I have been in school for just over a week now and I love it! Our first section has been esthetics so I have not worked with hair yet, but I have learned how to give Manicures, Pedicures, and some basic things about acrylics. I love it. I thought the pedicures would freak me out but I actually enjoy giving them. And of course we practice on each other, and I especially love getting them!!

This week we are continuing in esthetics and we are learning facials and waxing and make-up application. I love everything so far, I don't feel like I am in school. I feel like I get to go do something I enjoy for 4 hours a day! It is nice to find something that I am actually good at and be able to do it and enjoy it! 

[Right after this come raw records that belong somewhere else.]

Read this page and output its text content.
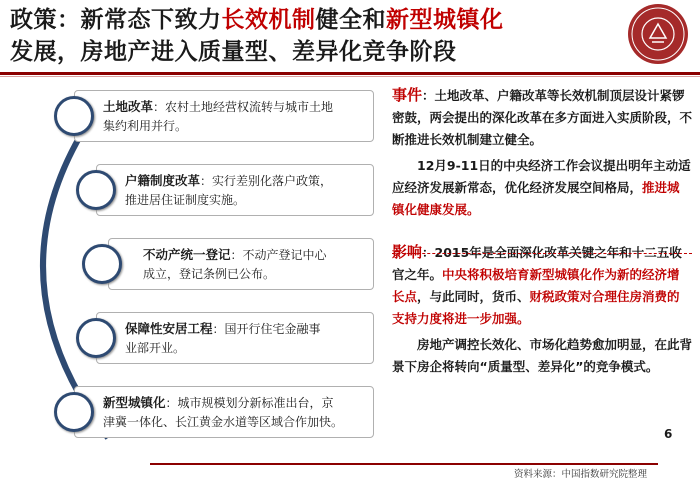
政策：新常态下致力长效机制健全和新型城镇化
发展，房地产进入质量型、差异化竞争阶段
土地改革：农村土地经营权流转与城市土地
集约利用并行。
户籍制度改革：实行差别化落户政策，
推进居住证制度实施。
不动产统一登记：不动产登记中心
成立，登记条例已公布。
保障性安居工程：国开行住宅金融事
业部开业。
新型城镇化：城市规模划分新标准出台，京
津冀一体化、长江黄金水道等区域合作加快。

事件：土地改革、户籍改革等长效机制顶层设计紧锣密鼓，两会提出的深化改革在多方面进入实质阶段，不断推进长效机制建立健全。

12月9-11日的中央经济工作会议提出明年主动适应经济发展新常态，优化经济发展空间格局，推进城镇化健康发展。

影响：2015年是全面深化改革关键之年和十二五收官之年。中央将积极培育新型城镇化作为新的经济增长点，与此同时，货币、财税政策对合理住房消费的支持力度将进一步加强。

房地产调控长效化、市场化趋势愈加明显，在此背景下房企将转向“质量型、差异化”的竞争模式。

6
资料来源：中国指数研究院整理
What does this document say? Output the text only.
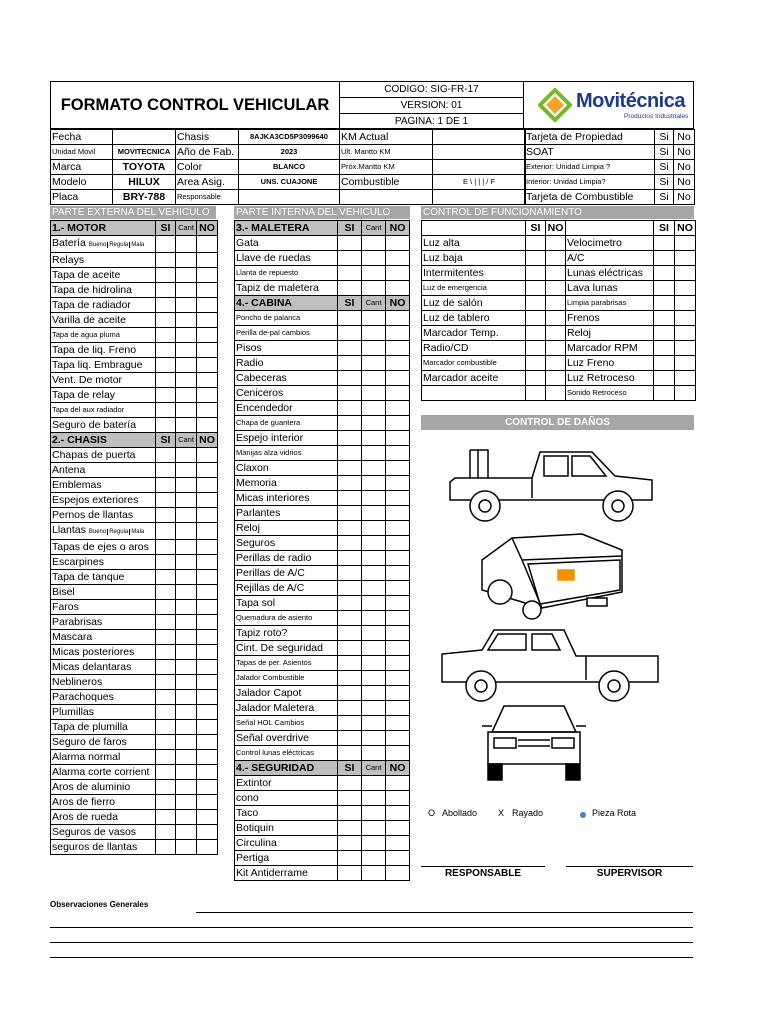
FORMATO CONTROL VEHICULAR
CODIGO: SIG-FR-17
VERSION: 01
PAGINA: 1 DE 1
Movitécnica
Productos Industriales
Fecha		Chasis	8AJKA3CD5P3099640	KM Actual	
Unidad Movil	MOVITECNICA	Año de Fab.	2023	Ult. Mantto KM	
Marca	TOYOTA	Color	BLANCO	Próx.Mantto KM	
Modelo	HILUX	Area Asig.	UNS. CUAJONE	Combustible	E \ | | | / F
Placa	BRY-788	Responsable			
Tarjeta de Propiedad	Si	No
SOAT	Si	No
Exterior: Unidad Limpia ?	Si	No
Interior: Unidad Limpia?	Si	No
Tarjeta de Combustible	Si	No
PARTE EXTERNA DEL VEHICULO	PARTE INTERNA DEL VEHICULO	CONTROL DE FUNCIONAMIENTO
1.- MOTOR	SI	Cant	NO
Batería Bueno Regula Mala			
Relays			
Tapa de aceite			
Tapa de hidrolina			
Tapa de radiador			
Varilla de aceite			
Tapa de agua pluma			
Tapa de liq. Freno			
Tapa liq. Embrague			
Vent. De motor			
Tapa de relay			
Tapa del aux radiador			
Seguro de batería			
2.- CHASIS	SI	Cant	NO
Chapas de puerta			
Antena			
Emblemas			
Espejos exteriores			
Pernos de llantas			
Llantas Bueno Regula Mala			
Tapas de ejes o aros			
Escarpines			
Tapa de tanque			
Bisel			
Faros			
Parabrisas			
Mascara			
Micas posteriores			
Micas delantaras			
Neblineros			
Parachoques			
Plumillas			
Tapa de plumilla			
Seguro de faros			
Alarma normal			
Alarma corte corrient			
Aros de aluminio			
Aros de fierro			
Aros de rueda			
Seguros de vasos			
seguros de llantas			
3.- MALETERA	SI	Cant	NO
Gata			
Llave de ruedas			
Llanta de repuesto			
Tapiz de maletera			
4.- CABINA	SI	Cant	NO
Poncho de palanca			
Perilla de-pal cambios			
Pisos			
Radio			
Cabeceras			
Ceniceros			
Encendedor			
Chapa de guantera			
Espejo interior			
Manijas alza vidrios			
Claxon			
Memoria			
Micas interiores			
Parlantes			
Reloj			
Seguros			
Perillas de radio			
Perillas de A/C			
Rejillas de A/C			
Tapa sol			
Quemadura de asiento			
Tapiz roto?			
Cint. De seguridad			
Tapas de per. Asientos			
Jalador Combustible			
Jalador Capot			
Jalador Maletera			
Señal HOL Cambios			
Señal overdrive			
Control lunas eléctricas			
4.- SEGURIDAD	SI	Cant	NO
Extintor			
cono			
Taco			
Botiquin			
Circulina			
Pertiga			
Kit Antiderrame			
	SI	NO		SI	NO
Luz alta			Velocimetro		
Luz baja			A/C		
Intermitentes			Lunas eléctricas		
Luz de emergencia			Lava lunas		
Luz de salón			Limpia parabrisas		
Luz de tablero			Frenos		
Marcador Temp.			Reloj		
Radio/CD			Marcador RPM		
Marcador combustible			Luz Freno		
Marcador aceite			Luz Retroceso		
			Sonido Retroceso		
CONTROL DE DAÑOS
O Abollado X Rayado	Pieza Rota
RESPONSABLE	SUPERVISOR
Observaciones Generales
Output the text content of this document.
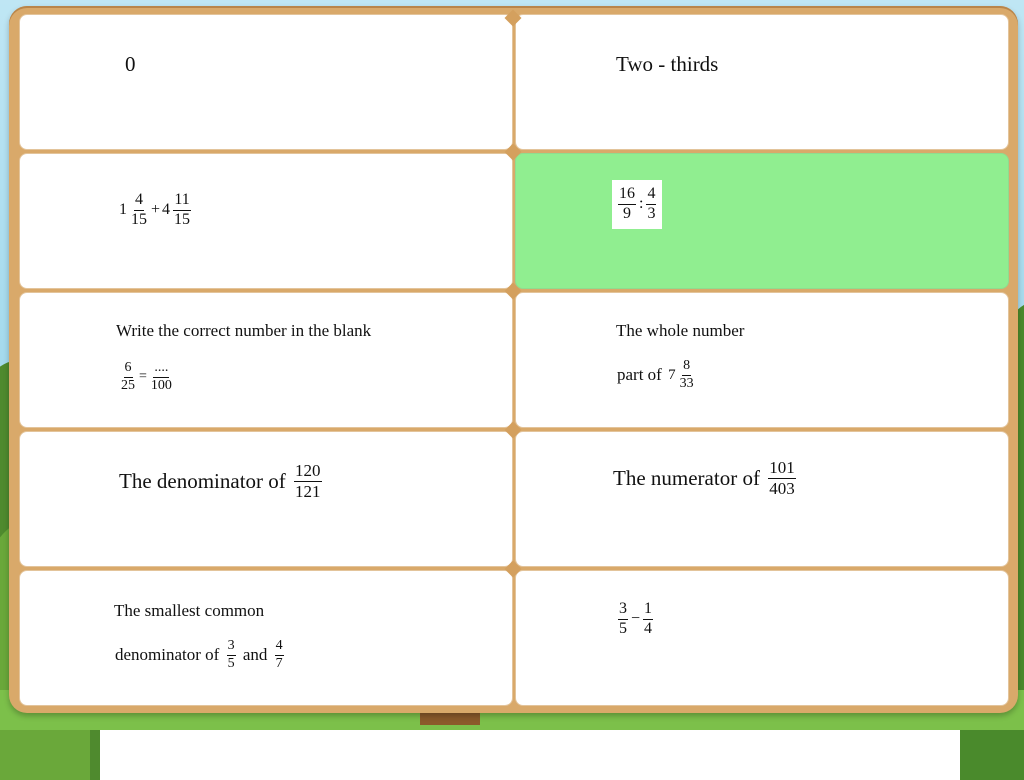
0	Two - thirds
$1 \frac{4}{15} + 4 \frac{11}{15}$	$\frac{16}{9}$ : $\frac{4}{3}$
Write the correct number in the blank
$\frac{6}{25} = \frac{....}{100}$
The whole number
part of $7 \frac{8}{33}$
The denominator of $\frac{120}{121}$	The numerator of $\frac{101}{403}$
The smallest common
denominator of $\frac{3}{5}$ and $\frac{4}{7}$
$\frac{3}{5} - \frac{1}{4}$
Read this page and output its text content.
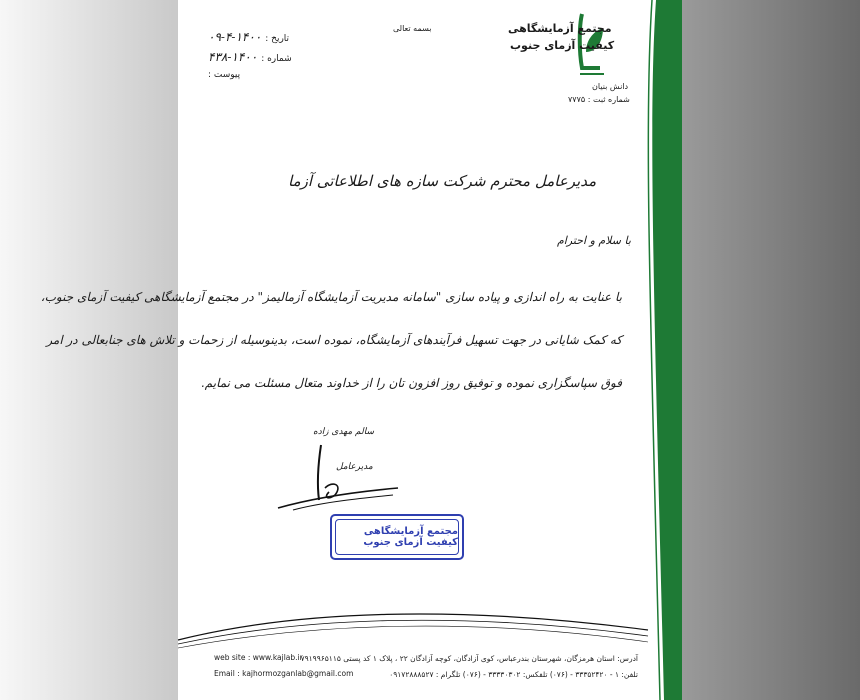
مجتمع آزمایشگاهی
کیفیت آزمای جنوب
دانش بنیان
شماره ثبت : ۷۷۷۵
بسمه تعالی
تاریخ :۱۴۰۰-۴-۰۹
شماره :۱۴۰۰-۴۳۸
پیوست :
مدیرعامل محترم شرکت سازه های اطلاعاتی آزما
با سلام و احترام
با عنایت به راه اندازی و پیاده سازی "سامانه مدیریت آزمایشگاه آزمالیمز" در مجتمع آزمایشگاهی کیفیت آزمای جنوب،
که کمک شایانی در جهت تسهیل فرآیندهای آزمایشگاه، نموده است، بدینوسیله از زحمات و تلاش های جنابعالی در امر
فوق سپاسگزاری نموده و توفیق روز افزون تان را از خداوند متعال مسئلت می نمایم.
سالم مهدی زاده
مدیرعامل
مجتمع آزمایشگاهی کیفیت آزمای جنوب
آدرس: استان هرمزگان، شهرستان بندرعباس، کوی آزادگان، کوچه آزادگان ۲۲ ، پلاک ۱ کد پستی ۷۹۱۹۹۶۵۱۱۵
تلفن: ۱ - ۳۳۳۵۲۴۲۰ - (۰۷۶) تلفکس: ۳۳۳۳۰۳۰۲ - (۰۷۶) تلگرام : ۰۹۱۷۲۸۸۸۵۲۷
web site : www.kajlab.ir
Email : kajhormozganlab@gmail.com
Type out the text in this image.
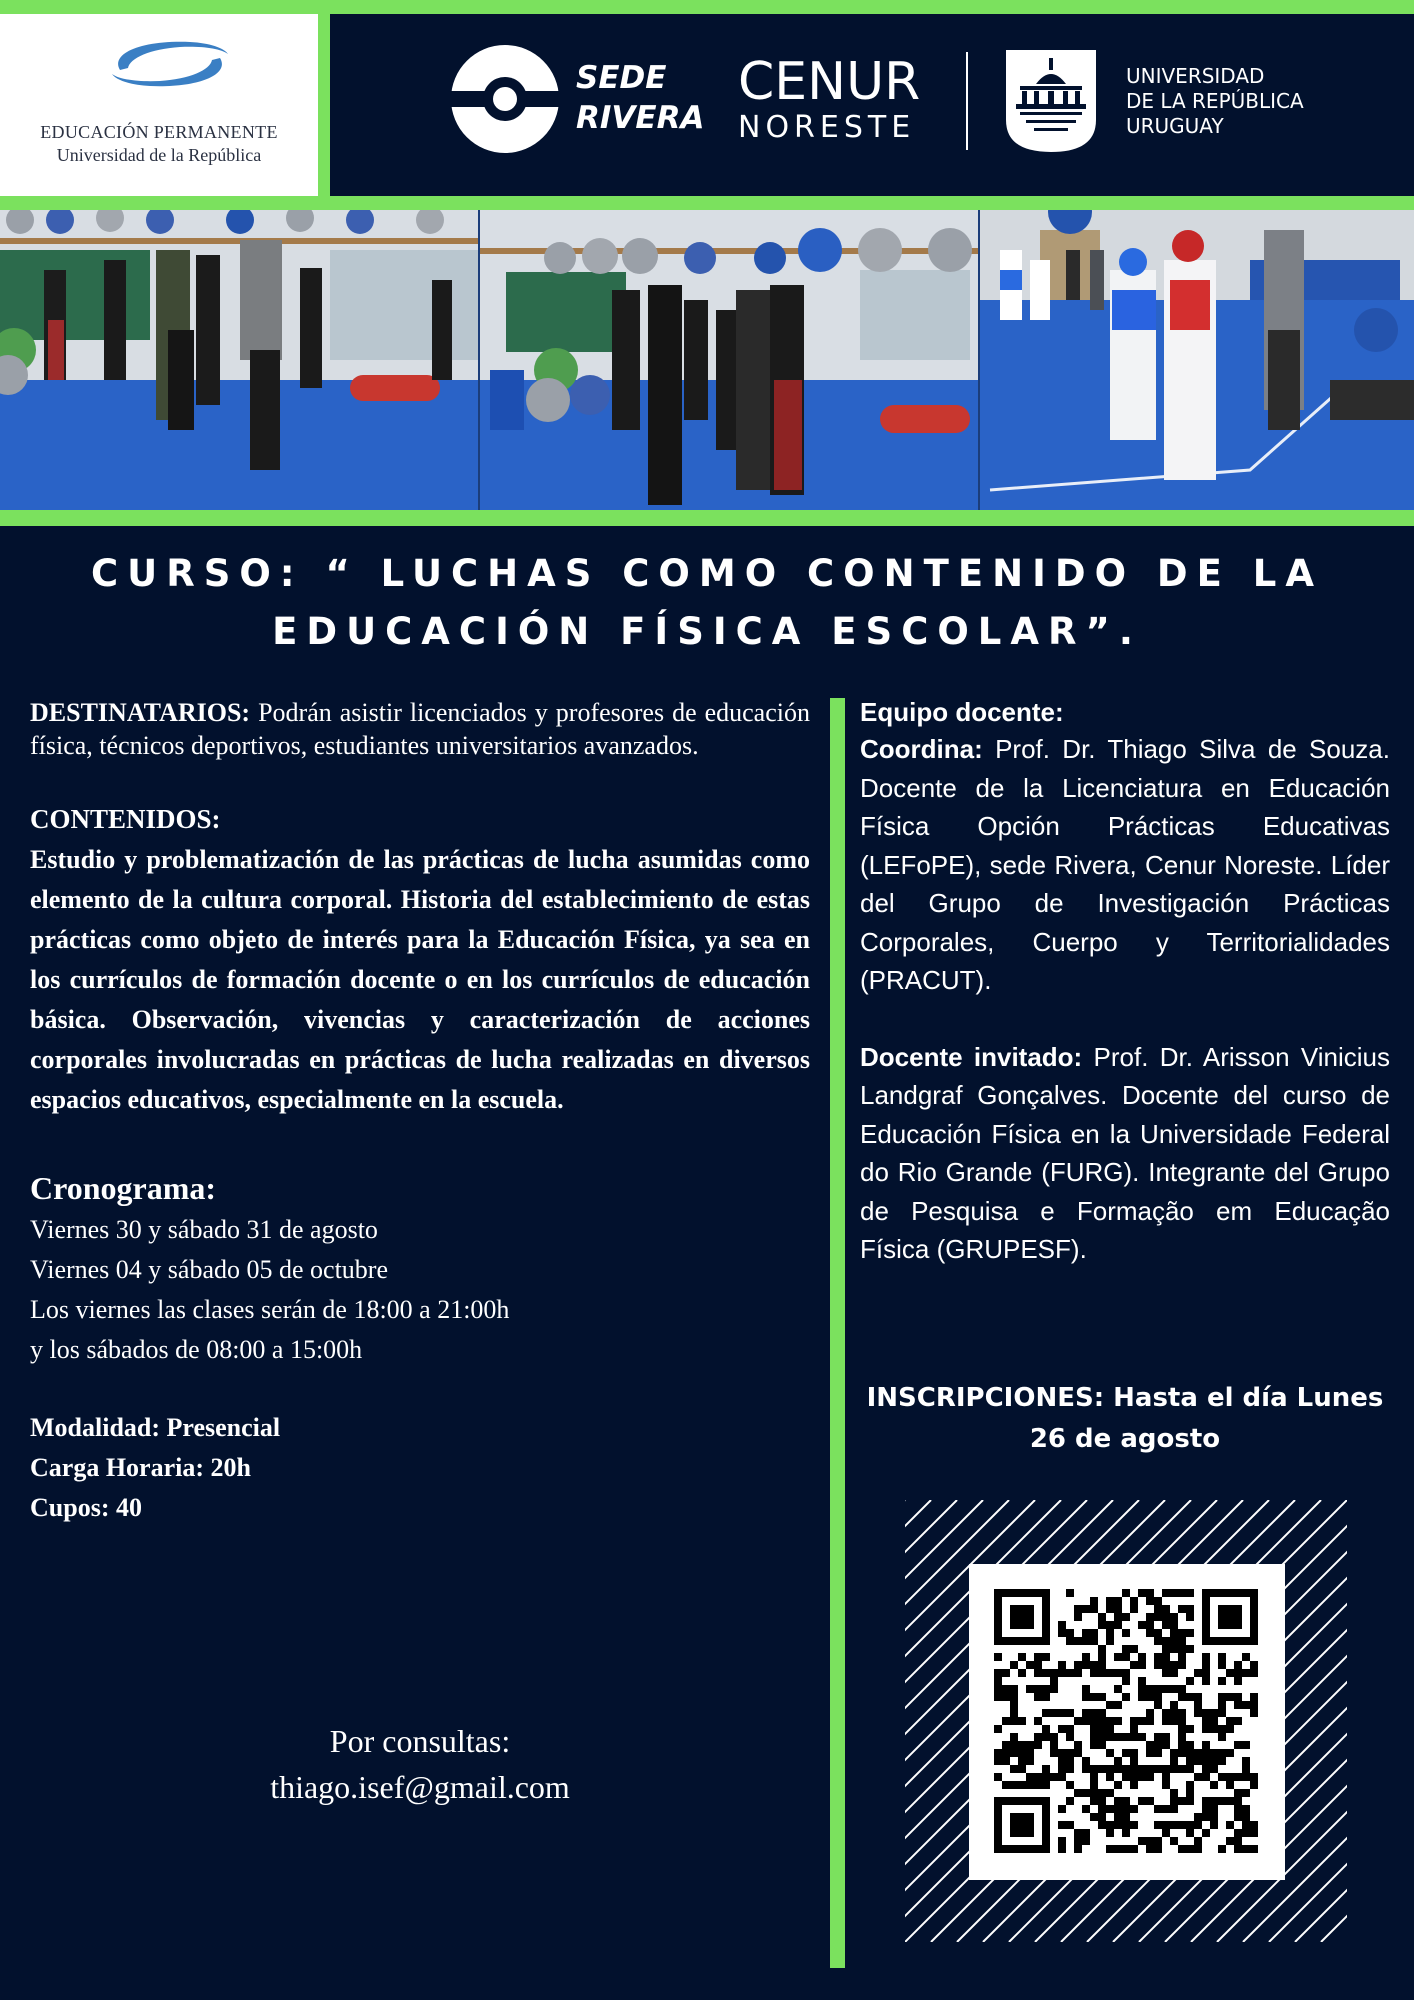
EDUCACIÓN PERMANENTE
Universidad de la República
SEDE
RIVERA
CENUR
NORESTE
UNIVERSIDAD
DE LA REPÚBLICA
URUGUAY
CURSO: “ LUCHAS COMO CONTENIDO DE LA EDUCACIÓN FÍSICA ESCOLAR”.

DESTINATARIOS: Podrán asistir licenciados y profesores de educación física, técnicos deportivos, estudiantes universitarios avanzados.

CONTENIDOS:

Estudio y problematización de las prácticas de lucha asumidas como elemento de la cultura corporal. Historia del establecimiento de estas prácticas como objeto de interés para la Educación Física, ya sea en los currículos de formación docente o en los currículos de educación básica. Observación, vivencias y caracterización de acciones corporales involucradas en prácticas de lucha realizadas en diversos espacios educativos, especialmente en la escuela.

Cronograma:
Viernes 30 y sábado 31 de agosto
Viernes 04 y sábado 05 de octubre
Los viernes las clases serán de 18:00 a 21:00h
y los sábados de 08:00 a 15:00h
Modalidad: Presencial
Carga Horaria: 20h
Cupos: 40
Por consultas:
thiago.isef@gmail.com
Equipo docente:

Coordina: Prof. Dr. Thiago Silva de Souza. Docente de la Licenciatura en Educación Física Opción Prácticas Educativas (LEFoPE), sede Rivera, Cenur Noreste. Líder del Grupo de Investigación Prácticas Corporales, Cuerpo y Territorialidades (PRACUT).

Docente invitado: Prof. Dr. Arisson Vinicius Landgraf Gonçalves. Docente del curso de Educación Física en la Universidade Federal do Rio Grande (FURG). Integrante del Grupo de Pesquisa e Formação em Educação Física (GRUPESF).

INSCRIPCIONES: Hasta el día Lunes 26 de agosto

The only problem that I have run into sos far is that I am used to getting home at night and having 7-8 hours to play.... so now when I get home at 9 every night I forget that that is no longer the case. I still feel like I need to play for 7 hours instead of only 3 and I have been staying up WAY too late. I need to work on that one cause 5  12 hour days in a row do not work well when you go to bed at 3 every night!!! But other than that I have no regrets about starting when I did! I know this is where I am supposed to be and I absolutely LOVE it!

Tuesday, May 5, 2009

Never too late...

So I have had a dream ever since I was a little girl, to go to Beauty School and learn to cut hair, when I was little I used to cut all my Barbies' hair, and I would cut chucks of hair off my teddy bears and stuff, I have always loved it! I was going to go to school right after high school,  but ended up having health problems and I had to take a different course. But because of those health problems I didnt have much of a social life either...

Well once I moved out on my own and have been doing my own thing I still have been stopping myself from going, mainly for the reason that I was enjoying my social life too much. I was making up for lost time, playing and chilling with friends. But I finally decided that now is the time to make my dreams come true!

I signed up for Bon Losee and attended my first class last night. I really enjoyed my teacher and it is very one on one and will be so much fun. I love it! I know it will be hard sometimes, I will work from 9-4 then have class from 5-9 monday through friday for the next 2 years... BUT it will be so worth it when I am done. And I know that I will still have time to rock the social life after 9 everynight! Lets be honest.... no one parties before then anyways.... especially with out me!! HAHA! I am really excited tho and am so ready to rock the next stage of my life!